Ironically enough I could stand to use an amphetamine this morning as I am struggling to wake up. Caffeine will have to suffice. Have you started studying yet? I really think it’s time if you want to make it a more enjoyable experience rather than cramming as I did last year. It just doesn’t work for an old 40 year-old brain like myself. That’s right. I’m turning 40 today. I cannot believe it. Ask anyone around me though, (ok maybe this is just a hope I have) I still am youthful. Perhaps it’s the young toddler almost kindergartner and 2 1/2 year-old I have. Perhaps it’s my mindset. Whatever it is, I hope it sticks around the next 40 years.
Amphetamine-containing products in ADHD
1. Adderall – mixed amphetamine salts immediate release
2. Adderall XR – mixed amphetamine salts extended release: indicated for the treatment of ADHD in children 6 years and older. 50/50 immediate release and extended release beads. Duration 10-12 hours. Once daily dosing. Can sprinkle on applesauce.
3. Vyvanse – Lisdexamfetamine dimesylate (say that one three times fast!): prodrug, designed for less abuse, duration 10 hours, no clinical superiority over other amphetamine-containing meds.

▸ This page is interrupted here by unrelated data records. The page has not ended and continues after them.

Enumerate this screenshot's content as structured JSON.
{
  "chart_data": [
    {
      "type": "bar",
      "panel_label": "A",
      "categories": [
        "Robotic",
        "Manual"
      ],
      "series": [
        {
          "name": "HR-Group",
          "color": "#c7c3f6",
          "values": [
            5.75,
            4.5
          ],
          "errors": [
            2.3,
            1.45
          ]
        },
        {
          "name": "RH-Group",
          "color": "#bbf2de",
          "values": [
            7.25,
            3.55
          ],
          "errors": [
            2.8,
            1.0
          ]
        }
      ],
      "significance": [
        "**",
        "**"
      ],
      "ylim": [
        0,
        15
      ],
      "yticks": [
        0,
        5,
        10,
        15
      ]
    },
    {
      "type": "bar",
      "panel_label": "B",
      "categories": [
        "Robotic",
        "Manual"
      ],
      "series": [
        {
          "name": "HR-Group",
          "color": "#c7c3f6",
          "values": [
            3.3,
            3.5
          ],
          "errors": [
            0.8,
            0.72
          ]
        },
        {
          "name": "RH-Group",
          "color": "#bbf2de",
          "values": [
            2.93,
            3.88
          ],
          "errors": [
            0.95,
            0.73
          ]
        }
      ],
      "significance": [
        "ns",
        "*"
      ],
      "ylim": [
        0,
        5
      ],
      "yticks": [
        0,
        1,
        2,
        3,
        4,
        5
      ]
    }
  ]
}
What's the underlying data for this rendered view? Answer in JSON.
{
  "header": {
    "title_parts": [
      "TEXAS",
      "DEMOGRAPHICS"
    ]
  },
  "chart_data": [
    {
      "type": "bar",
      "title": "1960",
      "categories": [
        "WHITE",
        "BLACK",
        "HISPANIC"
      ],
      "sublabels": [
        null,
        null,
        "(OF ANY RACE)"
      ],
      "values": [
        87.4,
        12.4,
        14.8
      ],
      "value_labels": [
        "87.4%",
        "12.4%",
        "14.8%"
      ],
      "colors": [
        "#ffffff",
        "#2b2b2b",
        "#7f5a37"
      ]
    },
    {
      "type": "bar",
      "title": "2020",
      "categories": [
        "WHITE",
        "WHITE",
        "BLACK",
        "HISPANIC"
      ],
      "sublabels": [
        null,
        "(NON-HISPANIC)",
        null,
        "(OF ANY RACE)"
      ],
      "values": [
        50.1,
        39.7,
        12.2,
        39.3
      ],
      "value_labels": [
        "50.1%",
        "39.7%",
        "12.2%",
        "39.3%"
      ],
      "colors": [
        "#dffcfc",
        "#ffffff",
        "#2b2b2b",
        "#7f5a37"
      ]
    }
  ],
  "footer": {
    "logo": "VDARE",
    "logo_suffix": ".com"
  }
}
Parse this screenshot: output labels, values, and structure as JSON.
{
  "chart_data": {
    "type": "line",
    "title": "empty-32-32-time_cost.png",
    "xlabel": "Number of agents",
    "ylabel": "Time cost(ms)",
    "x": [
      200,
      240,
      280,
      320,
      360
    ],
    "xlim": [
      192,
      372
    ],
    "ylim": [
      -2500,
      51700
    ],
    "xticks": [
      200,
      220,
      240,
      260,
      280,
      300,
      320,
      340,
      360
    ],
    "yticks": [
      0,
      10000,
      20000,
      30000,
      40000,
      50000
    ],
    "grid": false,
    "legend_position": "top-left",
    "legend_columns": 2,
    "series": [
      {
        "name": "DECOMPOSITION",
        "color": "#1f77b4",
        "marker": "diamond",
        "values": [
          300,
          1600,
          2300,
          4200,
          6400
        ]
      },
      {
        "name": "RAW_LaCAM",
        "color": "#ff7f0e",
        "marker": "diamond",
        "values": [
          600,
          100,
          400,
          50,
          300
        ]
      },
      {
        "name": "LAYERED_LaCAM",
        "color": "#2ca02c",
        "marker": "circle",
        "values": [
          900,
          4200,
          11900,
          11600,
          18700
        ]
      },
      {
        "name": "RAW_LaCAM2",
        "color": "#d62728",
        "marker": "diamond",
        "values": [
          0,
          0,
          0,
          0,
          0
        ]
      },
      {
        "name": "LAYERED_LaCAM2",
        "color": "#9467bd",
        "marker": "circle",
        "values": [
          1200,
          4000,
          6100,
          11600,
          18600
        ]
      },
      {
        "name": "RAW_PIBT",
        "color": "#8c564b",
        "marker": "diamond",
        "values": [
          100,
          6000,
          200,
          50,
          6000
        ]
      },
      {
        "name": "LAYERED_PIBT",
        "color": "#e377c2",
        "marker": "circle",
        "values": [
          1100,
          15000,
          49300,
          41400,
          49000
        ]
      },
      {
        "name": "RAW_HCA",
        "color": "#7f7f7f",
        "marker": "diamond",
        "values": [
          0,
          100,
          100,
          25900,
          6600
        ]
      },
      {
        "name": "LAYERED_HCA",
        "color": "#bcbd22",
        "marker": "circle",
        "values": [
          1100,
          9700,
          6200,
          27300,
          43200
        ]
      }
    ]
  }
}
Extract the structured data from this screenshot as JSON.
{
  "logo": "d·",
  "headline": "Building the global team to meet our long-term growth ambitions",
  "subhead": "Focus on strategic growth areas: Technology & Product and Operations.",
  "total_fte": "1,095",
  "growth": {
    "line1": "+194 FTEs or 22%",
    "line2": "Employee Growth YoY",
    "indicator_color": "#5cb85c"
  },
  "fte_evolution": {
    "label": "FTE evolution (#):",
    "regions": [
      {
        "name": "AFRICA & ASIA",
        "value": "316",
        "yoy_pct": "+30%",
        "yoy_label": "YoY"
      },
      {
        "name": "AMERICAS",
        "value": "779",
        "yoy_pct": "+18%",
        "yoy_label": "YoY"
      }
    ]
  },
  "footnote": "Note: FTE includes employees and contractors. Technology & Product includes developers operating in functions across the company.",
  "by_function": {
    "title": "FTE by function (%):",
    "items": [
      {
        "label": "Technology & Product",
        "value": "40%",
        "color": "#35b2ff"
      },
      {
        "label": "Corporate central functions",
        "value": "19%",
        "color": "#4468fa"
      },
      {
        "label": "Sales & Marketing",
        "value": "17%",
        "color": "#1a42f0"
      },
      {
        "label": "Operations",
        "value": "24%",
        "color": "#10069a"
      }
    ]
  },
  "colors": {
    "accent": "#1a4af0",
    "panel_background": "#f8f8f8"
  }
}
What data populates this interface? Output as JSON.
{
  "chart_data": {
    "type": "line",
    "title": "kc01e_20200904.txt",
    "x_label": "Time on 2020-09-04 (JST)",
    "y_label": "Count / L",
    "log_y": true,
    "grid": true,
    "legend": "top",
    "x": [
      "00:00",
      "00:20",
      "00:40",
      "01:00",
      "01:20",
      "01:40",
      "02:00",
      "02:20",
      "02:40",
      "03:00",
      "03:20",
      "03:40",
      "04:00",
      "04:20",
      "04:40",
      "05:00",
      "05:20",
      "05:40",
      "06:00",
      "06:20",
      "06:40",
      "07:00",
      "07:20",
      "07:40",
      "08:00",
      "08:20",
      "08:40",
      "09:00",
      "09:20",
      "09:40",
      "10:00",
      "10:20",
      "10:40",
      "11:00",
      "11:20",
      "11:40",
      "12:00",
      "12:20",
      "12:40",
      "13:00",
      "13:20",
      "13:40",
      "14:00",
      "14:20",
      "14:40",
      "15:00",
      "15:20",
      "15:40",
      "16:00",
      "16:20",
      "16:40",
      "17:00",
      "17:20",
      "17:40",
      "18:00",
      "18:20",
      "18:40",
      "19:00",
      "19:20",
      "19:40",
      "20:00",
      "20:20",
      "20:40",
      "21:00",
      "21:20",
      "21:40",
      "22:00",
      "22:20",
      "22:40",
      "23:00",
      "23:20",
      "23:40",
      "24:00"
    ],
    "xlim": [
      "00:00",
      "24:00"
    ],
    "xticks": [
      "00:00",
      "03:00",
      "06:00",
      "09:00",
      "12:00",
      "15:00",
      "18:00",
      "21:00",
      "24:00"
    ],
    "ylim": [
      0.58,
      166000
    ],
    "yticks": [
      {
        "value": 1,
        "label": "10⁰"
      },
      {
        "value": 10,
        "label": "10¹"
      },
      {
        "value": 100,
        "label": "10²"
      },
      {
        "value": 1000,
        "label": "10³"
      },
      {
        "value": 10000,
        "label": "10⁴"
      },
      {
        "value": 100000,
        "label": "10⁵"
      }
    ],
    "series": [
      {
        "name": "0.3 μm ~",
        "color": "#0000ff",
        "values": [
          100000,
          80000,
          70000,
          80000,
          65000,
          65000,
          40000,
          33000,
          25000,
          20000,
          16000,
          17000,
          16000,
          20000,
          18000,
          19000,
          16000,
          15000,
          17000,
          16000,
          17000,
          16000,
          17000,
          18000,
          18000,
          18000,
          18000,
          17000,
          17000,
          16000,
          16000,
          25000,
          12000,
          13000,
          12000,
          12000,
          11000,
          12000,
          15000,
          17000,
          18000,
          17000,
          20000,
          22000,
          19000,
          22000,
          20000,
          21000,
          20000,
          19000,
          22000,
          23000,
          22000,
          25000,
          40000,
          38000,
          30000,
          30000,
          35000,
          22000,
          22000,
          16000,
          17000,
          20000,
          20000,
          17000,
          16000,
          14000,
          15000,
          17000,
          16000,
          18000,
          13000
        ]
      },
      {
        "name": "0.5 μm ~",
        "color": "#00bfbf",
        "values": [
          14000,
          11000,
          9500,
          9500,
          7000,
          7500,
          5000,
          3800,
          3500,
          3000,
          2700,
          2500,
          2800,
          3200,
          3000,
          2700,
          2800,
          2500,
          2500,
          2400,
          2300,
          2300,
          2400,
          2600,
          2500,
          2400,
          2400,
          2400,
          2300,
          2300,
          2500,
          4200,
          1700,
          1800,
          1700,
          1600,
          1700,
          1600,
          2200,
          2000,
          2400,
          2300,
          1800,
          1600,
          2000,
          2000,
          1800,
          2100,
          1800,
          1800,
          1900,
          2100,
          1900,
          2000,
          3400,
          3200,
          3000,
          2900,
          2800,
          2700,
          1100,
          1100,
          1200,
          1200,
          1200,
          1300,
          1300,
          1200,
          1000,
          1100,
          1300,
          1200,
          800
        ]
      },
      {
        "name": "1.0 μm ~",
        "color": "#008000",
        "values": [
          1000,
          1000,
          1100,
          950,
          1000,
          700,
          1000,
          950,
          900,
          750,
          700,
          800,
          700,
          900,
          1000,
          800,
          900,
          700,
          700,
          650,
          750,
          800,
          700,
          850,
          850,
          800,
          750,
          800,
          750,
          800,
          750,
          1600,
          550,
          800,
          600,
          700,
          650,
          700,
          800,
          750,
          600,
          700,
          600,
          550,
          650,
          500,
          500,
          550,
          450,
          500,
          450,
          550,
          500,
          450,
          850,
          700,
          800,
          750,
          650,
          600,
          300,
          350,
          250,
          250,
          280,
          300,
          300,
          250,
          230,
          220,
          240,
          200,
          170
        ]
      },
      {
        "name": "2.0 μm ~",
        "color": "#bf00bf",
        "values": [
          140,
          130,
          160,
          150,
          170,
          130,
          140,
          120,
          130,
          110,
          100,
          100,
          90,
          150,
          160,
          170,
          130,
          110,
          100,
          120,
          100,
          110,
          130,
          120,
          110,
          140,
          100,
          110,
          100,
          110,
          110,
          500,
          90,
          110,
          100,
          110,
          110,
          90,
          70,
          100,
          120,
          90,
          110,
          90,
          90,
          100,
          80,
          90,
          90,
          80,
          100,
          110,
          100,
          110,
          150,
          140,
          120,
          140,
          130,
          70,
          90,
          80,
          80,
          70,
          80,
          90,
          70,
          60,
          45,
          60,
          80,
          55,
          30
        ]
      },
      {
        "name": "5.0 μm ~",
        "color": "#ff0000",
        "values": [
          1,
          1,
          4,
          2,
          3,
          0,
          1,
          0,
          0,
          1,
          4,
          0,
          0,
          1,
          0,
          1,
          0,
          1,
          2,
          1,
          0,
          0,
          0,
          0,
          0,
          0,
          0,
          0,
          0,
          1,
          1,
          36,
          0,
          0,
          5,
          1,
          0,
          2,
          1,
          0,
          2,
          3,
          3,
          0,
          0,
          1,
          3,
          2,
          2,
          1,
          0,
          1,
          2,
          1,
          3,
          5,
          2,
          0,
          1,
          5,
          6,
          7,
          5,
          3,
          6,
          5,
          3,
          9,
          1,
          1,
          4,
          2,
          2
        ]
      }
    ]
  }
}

Adverse Effects of Amphetamine-containing products: appetite loss, insomnia, abdominal pain, and nervousness, hypertension worsening, tic disorder worsening. *Recent labeling change warns of association with sudden cardiac death (potential) so IS NOT RECOMMENDED FOR PATIENTS WITH KNOWN STRUCTURAL HEART DEFECTS. Routine eletrocardiography is not recommended unless history and physical exam suggest cardiac disease. And, don’t withhold if you can’t get an electrocardiogram or assessment by a pediatric cardiologist (if otherwise healthy).
Nonstimulant medications in ADHD
1. Strattera – Atomoxetine
Potent inhibitor of NE reuptake, once or twice daily dosing, **considered first line therapy for children with an active substance abuse problem, comorbid anxiety, or tics.
Adverse Effects – dyspepsia, decreased appetite, weight loss, and fatigue, can cause liver injury but don’t monitor liver enzymes, *doesn’t exacerbate tics (imagine a question like this: kid has tics what is the best choice for ADHD), and don’t forget black box warning that a lot of SSRIs have for suicidal ideation in children and teens. AND Please don’t forget CYP2D6 with atomoxetine.
2. Antidepressants – Non-FDA label approved treatment – Bupropion and Imipramine/Nortriptyline
Bupropion obviously contraindicated in seizure disorder. Can use immediate or extended release.
Imipramine and Nortriptyline – electrocardiogram to start and after each dose increase and desipramine used with extreme caution due to reports of sudden death.
3. Alpha-Adrenergic Receptor Agonists – Clonidine and Guanfacine
Clonidine – KAPVAY – ADHD in 6-17 year olds (clonidine extended release), use in combo with methylphenidate lessons tics
May be more effective for hyperactivity than for inattention
adverse effect: SEDATION
Guanfacine – Intuniv – extended release for 6-17 year olds. Shown to improve comorbid tic disorder. Less sedating with a longer DOA than clonidine. Can have rebound hypertension with abrupt d/c of extended release product.